Shale play sweet spots won’t stay sweet forever; base production decline is a fact of life, and with projected domestic demand growth, $3 natural gas won’t cut it, Range Resources Corp. CEO Jeff Ventura told a Houston audience Thursday.

“By 2020, projections are that natural gas demand in the United States will increase by about 20%, which is about 14 Bcf/d,” Ventura said at CERAWeek by IHS Markit. Base decline rates in the United States average about 6 Bcf/d per year, he added.

“By year-end 2020, the United States has to have about 24 Bcf/d to offset decline and about 14 Bcf/d to meet incremental demand. So when combined, that's an additional 38 Bcf/d that's needed by 2020.”

The sweet spots of the major plays -- except for the Permian Basin and Marcellus Shale -- will experience “exhaustion” within the next 10 years, Ventura said. Core areas won’t last forever, and higher prices will be needed to incentivise drilling outside the core, Ventura said.

“Altogether, by 2025, the U.S. will have to add about 77 Bcf/d to offset decline and meet incremental demand,” Ventura said. “Dry gas production in the United States is about 71 Bcf/d. The U.S. will have to more than double production from where it is today, no small task. In my opinion, the futures pricing for natural gas is not capturing this.

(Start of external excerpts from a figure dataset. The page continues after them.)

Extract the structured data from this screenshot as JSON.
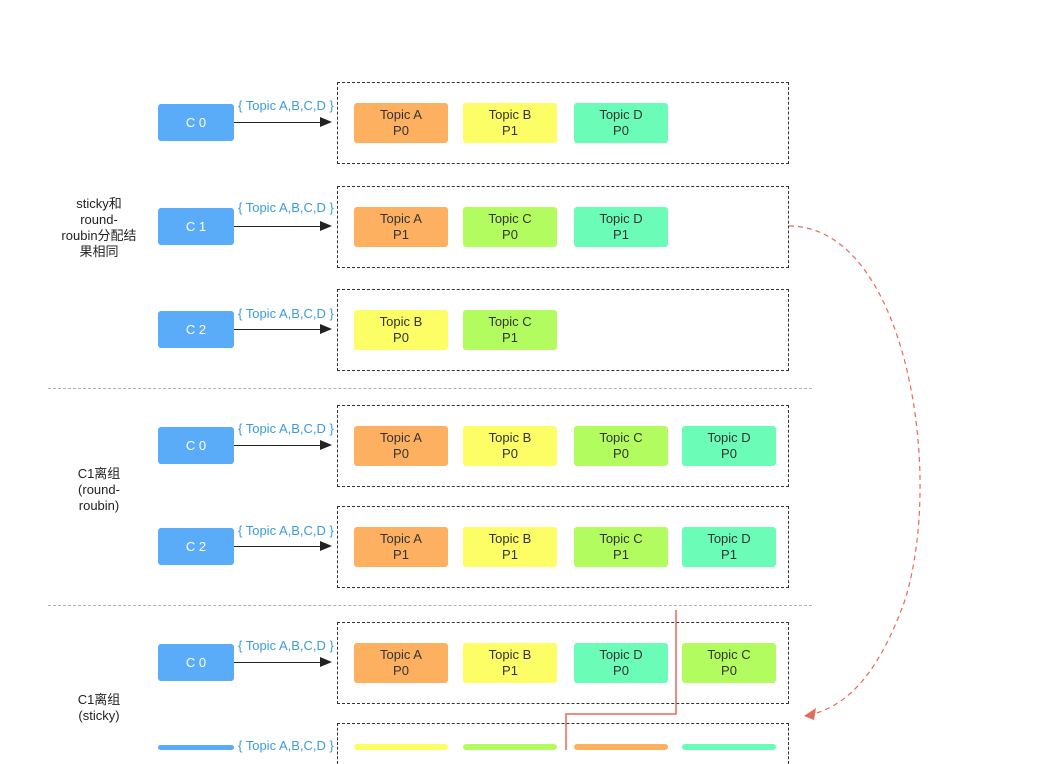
{
  "groups": [
    {
      "label_lines": [
        "sticky和",
        "round-",
        "roubin分配结",
        "果相同"
      ]
    },
    {
      "label_lines": [
        "C1离组",
        "(round-",
        "roubin)"
      ]
    },
    {
      "label_lines": [
        "C1离组",
        "(sticky)"
      ]
    }
  ],
  "subscription_label": "{ Topic A,B,C,D }",
  "rows": [
    {
      "consumer": "C 0",
      "partitions": [
        [
          "Topic A",
          "P0"
        ],
        [
          "Topic B",
          "P1"
        ],
        [
          "Topic D",
          "P0"
        ]
      ]
    },
    {
      "consumer": "C 1",
      "partitions": [
        [
          "Topic A",
          "P1"
        ],
        [
          "Topic C",
          "P0"
        ],
        [
          "Topic D",
          "P1"
        ]
      ]
    },
    {
      "consumer": "C 2",
      "partitions": [
        [
          "Topic B",
          "P0"
        ],
        [
          "Topic C",
          "P1"
        ]
      ]
    },
    {
      "consumer": "C 0",
      "partitions": [
        [
          "Topic A",
          "P0"
        ],
        [
          "Topic B",
          "P0"
        ],
        [
          "Topic C",
          "P0"
        ],
        [
          "Topic D",
          "P0"
        ]
      ]
    },
    {
      "consumer": "C 2",
      "partitions": [
        [
          "Topic A",
          "P1"
        ],
        [
          "Topic B",
          "P1"
        ],
        [
          "Topic C",
          "P1"
        ],
        [
          "Topic D",
          "P1"
        ]
      ]
    },
    {
      "consumer": "C 0",
      "partitions": [
        [
          "Topic A",
          "P0"
        ],
        [
          "Topic B",
          "P1"
        ],
        [
          "Topic D",
          "P0"
        ],
        [
          "Topic C",
          "P0"
        ]
      ]
    },
    {
      "consumer": "",
      "partitions": [
        [
          "",
          ""
        ],
        [
          "",
          ""
        ],
        [
          "",
          ""
        ],
        [
          "",
          ""
        ]
      ]
    }
  ],
  "colors": {
    "consumer": "#5aacf8",
    "topic_a": "#fdb160",
    "topic_b": "#fdfd66",
    "topic_c": "#b3fc5f",
    "topic_d": "#6bfdb7",
    "link_dashed": "#e8685a",
    "link_solid": "#e8685a"
  }
}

“...I believe that the current futures price of less than $3, or roughly $3, for natural gas is too low and a higher price will be required to incentivise drilling in noncore areas in order to meet future demand. The good news for natural gas consumers is that on an energy equivalent basis, $3 gas is a Btu equivalent of $18/bbl oil, so there's ample room for the price to increase without impairing its cost competitiveness.”